O bispo do Algarve disse que “a Obra de Maria pode ser comparada a uma árvore de um só tronco, ao sentido da unidade, mas com muitos ramos, ou seja, com muitas expressões”, lembrando as inúmeras que constituem o movimento. D. Manuel Quintas lembrou que Chiara “assumiu como ideal da sua vida” o “pedido de Jesus: «que todos sejam um»”, na promoção da “unidade que não significa uniformidade, mas respeito pela diversidade, pela diferença”.

D. Manuel Quintas lembrou que o Movimento dos Focolares, “aprovado pela Santa Sé, foi igualmente reconhecido pelas Igrejas Ortodoxa, Anglicana, Luterana, bem como por diversas religiões e organismos culturais internacionais”. “O desejo de unidade e comunhão, qual semente lançada no coração de cada ser humano, transforma-se num grande desejo de construção da grande família humana, aliás o grande sonho do Papa Francisco presente na recente encíclica Fratelli Tutti”.

O bispo do Algarve reconheceu que também a Diocese do Algarve “é beneficiada com a presença de todos aqueles que inspiram no seu carisma e na sua espiritualidade a sua vocação batismal e também o seu testemunho de Cristo”, com o qual “contagiam e enriquecem” Igreja algarvia.

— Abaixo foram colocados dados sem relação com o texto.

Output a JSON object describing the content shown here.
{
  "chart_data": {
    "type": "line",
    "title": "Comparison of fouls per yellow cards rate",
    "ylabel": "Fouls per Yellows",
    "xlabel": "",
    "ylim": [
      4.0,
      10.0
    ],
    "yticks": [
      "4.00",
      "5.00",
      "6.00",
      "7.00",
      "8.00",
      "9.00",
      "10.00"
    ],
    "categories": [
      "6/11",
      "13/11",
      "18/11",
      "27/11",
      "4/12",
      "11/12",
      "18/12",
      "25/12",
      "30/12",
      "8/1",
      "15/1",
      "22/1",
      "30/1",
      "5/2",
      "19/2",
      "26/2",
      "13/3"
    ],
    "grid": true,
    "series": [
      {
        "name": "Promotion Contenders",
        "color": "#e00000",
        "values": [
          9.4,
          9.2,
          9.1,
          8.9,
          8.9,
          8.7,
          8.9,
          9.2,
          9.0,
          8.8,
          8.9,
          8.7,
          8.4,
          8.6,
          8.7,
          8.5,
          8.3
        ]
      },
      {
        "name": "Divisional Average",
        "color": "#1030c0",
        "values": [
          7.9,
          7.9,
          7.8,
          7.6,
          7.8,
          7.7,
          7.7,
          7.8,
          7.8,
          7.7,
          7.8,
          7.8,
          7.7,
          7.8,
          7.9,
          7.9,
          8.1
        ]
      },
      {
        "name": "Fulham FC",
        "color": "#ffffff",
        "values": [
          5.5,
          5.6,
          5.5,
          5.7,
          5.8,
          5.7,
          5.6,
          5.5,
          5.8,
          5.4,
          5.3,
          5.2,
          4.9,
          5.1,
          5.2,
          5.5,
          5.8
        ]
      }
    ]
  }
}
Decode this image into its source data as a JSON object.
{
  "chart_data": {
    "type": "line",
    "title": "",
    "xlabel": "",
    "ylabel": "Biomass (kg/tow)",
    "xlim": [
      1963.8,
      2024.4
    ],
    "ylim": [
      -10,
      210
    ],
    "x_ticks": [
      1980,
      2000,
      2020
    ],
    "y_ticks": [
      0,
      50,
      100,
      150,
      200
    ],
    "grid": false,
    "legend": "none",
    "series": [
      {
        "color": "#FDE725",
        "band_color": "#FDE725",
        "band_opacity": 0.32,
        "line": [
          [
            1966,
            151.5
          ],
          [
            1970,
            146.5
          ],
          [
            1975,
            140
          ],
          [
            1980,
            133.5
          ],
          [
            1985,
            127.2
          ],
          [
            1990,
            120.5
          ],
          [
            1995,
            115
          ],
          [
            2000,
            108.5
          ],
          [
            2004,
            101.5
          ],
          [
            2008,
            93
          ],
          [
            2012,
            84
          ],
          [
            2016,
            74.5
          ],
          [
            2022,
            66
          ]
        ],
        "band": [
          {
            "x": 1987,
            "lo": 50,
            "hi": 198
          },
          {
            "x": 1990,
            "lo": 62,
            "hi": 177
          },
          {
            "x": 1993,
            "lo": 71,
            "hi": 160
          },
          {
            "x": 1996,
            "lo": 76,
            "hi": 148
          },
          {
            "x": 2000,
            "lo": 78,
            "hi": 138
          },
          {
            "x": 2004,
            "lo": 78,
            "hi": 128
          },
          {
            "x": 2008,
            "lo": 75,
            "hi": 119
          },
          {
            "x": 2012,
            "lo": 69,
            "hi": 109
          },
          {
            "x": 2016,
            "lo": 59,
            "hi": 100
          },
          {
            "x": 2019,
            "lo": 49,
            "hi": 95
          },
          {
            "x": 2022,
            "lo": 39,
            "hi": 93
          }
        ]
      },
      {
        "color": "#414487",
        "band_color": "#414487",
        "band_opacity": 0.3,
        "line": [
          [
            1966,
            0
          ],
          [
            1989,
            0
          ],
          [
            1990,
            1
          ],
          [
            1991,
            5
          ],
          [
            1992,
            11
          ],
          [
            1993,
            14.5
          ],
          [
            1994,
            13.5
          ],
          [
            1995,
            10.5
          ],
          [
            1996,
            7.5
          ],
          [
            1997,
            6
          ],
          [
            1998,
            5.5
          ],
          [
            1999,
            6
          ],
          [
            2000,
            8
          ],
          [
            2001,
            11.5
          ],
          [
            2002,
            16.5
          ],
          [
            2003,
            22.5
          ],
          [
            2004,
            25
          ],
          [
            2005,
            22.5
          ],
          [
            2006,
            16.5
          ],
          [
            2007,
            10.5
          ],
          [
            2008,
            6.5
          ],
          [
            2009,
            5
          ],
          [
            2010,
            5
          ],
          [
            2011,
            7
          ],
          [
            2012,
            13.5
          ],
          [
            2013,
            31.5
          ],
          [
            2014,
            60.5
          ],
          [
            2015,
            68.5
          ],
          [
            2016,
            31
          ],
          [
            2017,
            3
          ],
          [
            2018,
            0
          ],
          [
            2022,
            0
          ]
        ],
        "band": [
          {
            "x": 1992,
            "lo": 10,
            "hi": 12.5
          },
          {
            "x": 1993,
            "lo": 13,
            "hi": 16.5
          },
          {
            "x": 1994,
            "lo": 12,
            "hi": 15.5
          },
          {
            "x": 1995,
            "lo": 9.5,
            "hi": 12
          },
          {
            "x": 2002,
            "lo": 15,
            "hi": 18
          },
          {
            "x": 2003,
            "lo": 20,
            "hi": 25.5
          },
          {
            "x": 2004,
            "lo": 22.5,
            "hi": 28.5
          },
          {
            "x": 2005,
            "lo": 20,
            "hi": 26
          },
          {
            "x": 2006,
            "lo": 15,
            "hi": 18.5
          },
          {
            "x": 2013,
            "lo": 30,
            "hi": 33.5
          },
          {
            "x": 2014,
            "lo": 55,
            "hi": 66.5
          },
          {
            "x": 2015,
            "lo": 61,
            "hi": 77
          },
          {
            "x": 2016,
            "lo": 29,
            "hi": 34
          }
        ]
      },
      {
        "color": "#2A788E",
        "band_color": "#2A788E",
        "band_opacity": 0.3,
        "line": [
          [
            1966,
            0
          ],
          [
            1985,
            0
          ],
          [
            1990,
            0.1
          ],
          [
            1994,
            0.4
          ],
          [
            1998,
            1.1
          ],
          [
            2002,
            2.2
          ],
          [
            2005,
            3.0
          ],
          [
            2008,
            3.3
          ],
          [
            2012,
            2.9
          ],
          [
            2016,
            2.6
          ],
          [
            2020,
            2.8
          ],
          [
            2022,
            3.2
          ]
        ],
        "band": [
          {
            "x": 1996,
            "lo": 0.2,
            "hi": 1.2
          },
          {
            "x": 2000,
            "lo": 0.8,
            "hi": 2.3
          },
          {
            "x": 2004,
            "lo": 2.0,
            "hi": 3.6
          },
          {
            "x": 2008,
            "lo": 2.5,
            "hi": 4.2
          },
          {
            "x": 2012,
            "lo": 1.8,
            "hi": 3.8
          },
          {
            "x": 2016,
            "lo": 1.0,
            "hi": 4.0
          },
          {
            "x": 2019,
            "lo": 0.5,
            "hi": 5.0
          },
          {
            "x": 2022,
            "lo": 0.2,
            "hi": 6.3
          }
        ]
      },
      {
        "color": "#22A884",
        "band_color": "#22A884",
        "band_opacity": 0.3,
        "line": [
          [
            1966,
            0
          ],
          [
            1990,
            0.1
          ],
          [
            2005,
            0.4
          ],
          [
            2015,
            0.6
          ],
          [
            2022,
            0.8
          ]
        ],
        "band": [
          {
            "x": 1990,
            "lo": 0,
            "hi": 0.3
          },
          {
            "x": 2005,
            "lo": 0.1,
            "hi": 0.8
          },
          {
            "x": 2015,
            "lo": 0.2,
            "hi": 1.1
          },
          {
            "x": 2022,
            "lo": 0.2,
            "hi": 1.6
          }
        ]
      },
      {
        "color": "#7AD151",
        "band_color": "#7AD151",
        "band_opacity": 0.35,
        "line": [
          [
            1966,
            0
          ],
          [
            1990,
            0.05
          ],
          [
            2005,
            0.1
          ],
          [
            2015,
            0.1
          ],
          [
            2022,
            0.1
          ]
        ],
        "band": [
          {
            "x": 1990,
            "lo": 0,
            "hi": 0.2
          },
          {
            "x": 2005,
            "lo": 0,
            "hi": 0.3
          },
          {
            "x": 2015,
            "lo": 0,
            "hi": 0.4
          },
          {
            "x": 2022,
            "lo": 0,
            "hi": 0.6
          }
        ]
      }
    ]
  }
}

Ontem foi ainda inaugurada no salão de atos da própria catedral de Faro uma exposição itinerante alusiva à vida e obra de Chiara Lubich sob o tema “Celebrar para encontrar Chiara Lubich” que ficará patente ao público nos próximos meses no mesmo horário das visitas à catedral. “Não deseja ser uma recordação ou uma comemoração, mas a possibilidade de encontrar Chiara Lubich e o seu carisma”, afirmou Dina Figueiredo, do Movimento dos Focolares.